Pour l’instant maintenu en poste malgré la non-qualification pour la CAN 2019, le sélectionneur du Togo, Claude Le Roy, doit faire face à une importante mobilisation des supporters qui réclament son départ.

A l’initiative du Mouvement Martin Luther King (MMLK), une manifestation devait avoir lieu en ce sens ce samedi à Lomé. Mais les autorités l’ont interdite et les organisateurs ont décidé de la remplacer par un sit-in devant le stade Municipal à partir de 8h. D’après les premières informations, celui-ci n’a pas pu aller à son terme et les forces de l’ordre sont intervenues pour le disperser en utilisant du gaz lacrymogène…

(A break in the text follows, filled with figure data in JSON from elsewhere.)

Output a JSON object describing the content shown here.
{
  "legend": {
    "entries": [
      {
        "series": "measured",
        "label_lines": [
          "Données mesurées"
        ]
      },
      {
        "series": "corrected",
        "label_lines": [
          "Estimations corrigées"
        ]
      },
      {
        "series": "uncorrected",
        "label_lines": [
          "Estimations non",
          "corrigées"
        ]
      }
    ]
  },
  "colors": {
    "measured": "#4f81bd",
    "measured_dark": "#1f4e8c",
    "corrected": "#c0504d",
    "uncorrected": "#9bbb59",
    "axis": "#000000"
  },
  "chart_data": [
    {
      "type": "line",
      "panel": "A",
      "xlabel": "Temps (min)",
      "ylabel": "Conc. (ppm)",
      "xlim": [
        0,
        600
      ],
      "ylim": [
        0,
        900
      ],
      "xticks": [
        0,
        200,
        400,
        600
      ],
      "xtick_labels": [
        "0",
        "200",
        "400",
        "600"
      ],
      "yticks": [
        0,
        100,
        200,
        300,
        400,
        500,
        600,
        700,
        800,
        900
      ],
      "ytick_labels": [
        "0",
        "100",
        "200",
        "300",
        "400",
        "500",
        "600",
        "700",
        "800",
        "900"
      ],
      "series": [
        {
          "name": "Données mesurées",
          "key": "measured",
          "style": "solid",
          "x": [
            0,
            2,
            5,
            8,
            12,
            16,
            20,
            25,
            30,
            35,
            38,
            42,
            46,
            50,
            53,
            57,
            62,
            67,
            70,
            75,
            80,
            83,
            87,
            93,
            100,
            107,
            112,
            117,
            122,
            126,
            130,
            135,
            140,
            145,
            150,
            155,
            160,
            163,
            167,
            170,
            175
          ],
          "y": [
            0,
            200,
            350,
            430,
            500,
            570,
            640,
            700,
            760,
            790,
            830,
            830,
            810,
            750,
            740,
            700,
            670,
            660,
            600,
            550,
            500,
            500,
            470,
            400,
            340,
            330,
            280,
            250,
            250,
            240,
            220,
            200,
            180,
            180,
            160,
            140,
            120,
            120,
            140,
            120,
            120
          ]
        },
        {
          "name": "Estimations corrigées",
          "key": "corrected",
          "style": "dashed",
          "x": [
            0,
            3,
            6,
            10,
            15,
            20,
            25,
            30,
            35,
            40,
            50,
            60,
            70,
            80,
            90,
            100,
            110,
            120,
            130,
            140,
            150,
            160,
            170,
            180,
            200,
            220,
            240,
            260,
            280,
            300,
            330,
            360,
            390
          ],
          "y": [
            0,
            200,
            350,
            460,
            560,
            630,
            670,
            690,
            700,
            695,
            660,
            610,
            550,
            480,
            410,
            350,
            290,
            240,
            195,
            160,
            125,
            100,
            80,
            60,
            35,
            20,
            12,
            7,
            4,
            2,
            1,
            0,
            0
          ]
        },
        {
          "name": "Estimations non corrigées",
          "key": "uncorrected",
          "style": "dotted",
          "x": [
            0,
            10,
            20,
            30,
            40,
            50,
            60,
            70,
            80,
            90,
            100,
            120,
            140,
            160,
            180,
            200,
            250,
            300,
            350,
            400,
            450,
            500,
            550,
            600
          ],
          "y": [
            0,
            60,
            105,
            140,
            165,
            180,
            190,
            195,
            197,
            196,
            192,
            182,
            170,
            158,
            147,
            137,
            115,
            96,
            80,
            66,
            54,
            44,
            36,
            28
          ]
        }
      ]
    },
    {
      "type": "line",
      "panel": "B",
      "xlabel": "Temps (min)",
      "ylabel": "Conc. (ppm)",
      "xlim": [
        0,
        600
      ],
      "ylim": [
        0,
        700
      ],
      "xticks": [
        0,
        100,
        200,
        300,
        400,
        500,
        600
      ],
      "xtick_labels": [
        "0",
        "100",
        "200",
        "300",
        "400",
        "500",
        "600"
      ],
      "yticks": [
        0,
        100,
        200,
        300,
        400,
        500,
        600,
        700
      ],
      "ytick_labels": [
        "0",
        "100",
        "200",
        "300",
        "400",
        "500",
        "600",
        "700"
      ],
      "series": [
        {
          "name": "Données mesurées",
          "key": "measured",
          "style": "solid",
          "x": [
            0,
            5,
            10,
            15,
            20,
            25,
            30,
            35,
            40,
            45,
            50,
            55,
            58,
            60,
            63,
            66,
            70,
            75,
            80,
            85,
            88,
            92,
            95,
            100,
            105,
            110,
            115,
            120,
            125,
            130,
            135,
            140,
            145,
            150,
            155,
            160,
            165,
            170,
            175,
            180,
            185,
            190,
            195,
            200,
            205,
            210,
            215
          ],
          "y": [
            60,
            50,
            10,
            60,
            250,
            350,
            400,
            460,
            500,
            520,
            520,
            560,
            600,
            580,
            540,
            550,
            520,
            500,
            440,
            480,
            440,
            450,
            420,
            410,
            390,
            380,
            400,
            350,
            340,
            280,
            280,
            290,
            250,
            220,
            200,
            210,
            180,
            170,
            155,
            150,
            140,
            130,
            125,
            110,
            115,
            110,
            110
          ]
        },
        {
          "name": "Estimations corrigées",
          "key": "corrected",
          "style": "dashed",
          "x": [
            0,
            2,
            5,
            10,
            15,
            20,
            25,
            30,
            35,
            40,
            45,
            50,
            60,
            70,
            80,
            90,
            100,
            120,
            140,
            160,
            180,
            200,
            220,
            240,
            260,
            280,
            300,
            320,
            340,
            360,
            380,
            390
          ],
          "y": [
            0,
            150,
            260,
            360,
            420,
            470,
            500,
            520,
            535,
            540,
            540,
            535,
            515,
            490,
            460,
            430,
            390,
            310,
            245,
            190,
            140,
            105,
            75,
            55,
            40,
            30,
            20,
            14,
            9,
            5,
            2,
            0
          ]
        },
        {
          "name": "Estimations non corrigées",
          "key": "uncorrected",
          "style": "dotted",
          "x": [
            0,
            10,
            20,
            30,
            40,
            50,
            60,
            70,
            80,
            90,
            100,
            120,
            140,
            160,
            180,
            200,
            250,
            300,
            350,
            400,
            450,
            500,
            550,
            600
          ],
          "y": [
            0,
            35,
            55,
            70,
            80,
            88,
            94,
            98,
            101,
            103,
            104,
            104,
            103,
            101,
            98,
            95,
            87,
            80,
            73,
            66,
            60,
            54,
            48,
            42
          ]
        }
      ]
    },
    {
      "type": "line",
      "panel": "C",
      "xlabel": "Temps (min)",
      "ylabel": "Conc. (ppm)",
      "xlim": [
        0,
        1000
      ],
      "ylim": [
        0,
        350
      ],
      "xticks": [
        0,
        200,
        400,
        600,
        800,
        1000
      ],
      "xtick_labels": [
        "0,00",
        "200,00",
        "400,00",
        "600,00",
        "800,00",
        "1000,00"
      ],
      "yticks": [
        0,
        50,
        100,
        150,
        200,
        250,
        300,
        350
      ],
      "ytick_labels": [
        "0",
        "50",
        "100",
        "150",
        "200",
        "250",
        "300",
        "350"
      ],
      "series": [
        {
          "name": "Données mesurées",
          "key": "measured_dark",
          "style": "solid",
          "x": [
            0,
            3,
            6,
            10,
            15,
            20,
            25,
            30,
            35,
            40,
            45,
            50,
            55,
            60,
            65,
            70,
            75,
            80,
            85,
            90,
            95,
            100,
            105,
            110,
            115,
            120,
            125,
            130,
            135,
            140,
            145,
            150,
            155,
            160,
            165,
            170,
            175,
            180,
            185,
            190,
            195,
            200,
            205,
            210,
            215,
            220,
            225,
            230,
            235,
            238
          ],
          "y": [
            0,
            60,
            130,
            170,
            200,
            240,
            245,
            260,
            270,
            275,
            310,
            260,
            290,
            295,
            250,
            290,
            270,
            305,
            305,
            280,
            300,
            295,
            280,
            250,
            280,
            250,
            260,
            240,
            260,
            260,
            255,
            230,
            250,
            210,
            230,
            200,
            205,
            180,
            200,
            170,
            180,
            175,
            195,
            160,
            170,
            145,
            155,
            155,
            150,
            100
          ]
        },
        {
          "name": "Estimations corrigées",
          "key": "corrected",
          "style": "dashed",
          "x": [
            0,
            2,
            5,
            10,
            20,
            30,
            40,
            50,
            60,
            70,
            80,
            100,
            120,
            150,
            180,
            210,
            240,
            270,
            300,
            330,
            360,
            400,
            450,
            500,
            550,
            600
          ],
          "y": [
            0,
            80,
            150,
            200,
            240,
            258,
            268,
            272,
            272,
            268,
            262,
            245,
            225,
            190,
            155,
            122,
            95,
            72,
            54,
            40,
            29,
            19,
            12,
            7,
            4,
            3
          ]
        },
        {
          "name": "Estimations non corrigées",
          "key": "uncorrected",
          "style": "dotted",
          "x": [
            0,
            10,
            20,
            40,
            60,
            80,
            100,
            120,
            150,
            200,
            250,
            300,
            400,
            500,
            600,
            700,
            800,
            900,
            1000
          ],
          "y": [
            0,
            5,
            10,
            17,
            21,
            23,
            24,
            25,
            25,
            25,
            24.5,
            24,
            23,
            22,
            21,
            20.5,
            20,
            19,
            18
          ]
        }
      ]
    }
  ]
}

Pour rappel, Le Roy a provoqué la colère des supporters en déclarant d’abord en novembre : « Je donne rendez-vous après le 6è match (des éliminatoires de la CAN). Si on n’est pas qualifié, ce sera bien évidemment la fin de mon aventure togolaise, puisque ce sera la fin de mon contrat. Logiquement il n’y aura même pas à revenir là-dessus» . Avant de faire machine arrière en déclarant la semaine dernière sur Canal+ : « Si c’est pour entendre le mot démission de ma bouche, jamais je ne le prononcerai» . Depuis, la situation est particulièrement tendue et c’est probablement le président de la République, Faure Gnassingbé, qui va trancher dans cet épineux dossier…

Le communiqué du MMLK

« Après trois ans à la tête des Éperviers du Togo, Claude Le Roy a excellé dans la médiocrité avec un bilan catastrophique. Ayant endeuillé et plongé le football togolais dans le gouffre sans victoire éclatante des Éperviers lors de leurs rencontres en 36 mois, Claude Le Roy n’a aucune raison de vouloir se faire reconduire ou maintenir comme sélectionneur du Togo. Pour cause, son contrat est à terme et l’objectif assigné n’est pas atteint, c’est à dire la qualification des Éperviers pour la CAN 2019. Aussi, est-il trop onéreux et budgétivore pour l’Etat togolais dont le coût annuel serait évalué à un demi-milliard de Francs. Par conséquent, le départ du vieux Français n’est plus à négocier et cela dans un délai raisonnable. Le peuple togolais blessé dans son amour propre pendant les trois ans de paradis doré de cet entraîneur au Togo, ne saurait plus accepter une éventuelle tergiversation ou hésitation au sujet d’un contrat à terme pour un objectif non atteint. »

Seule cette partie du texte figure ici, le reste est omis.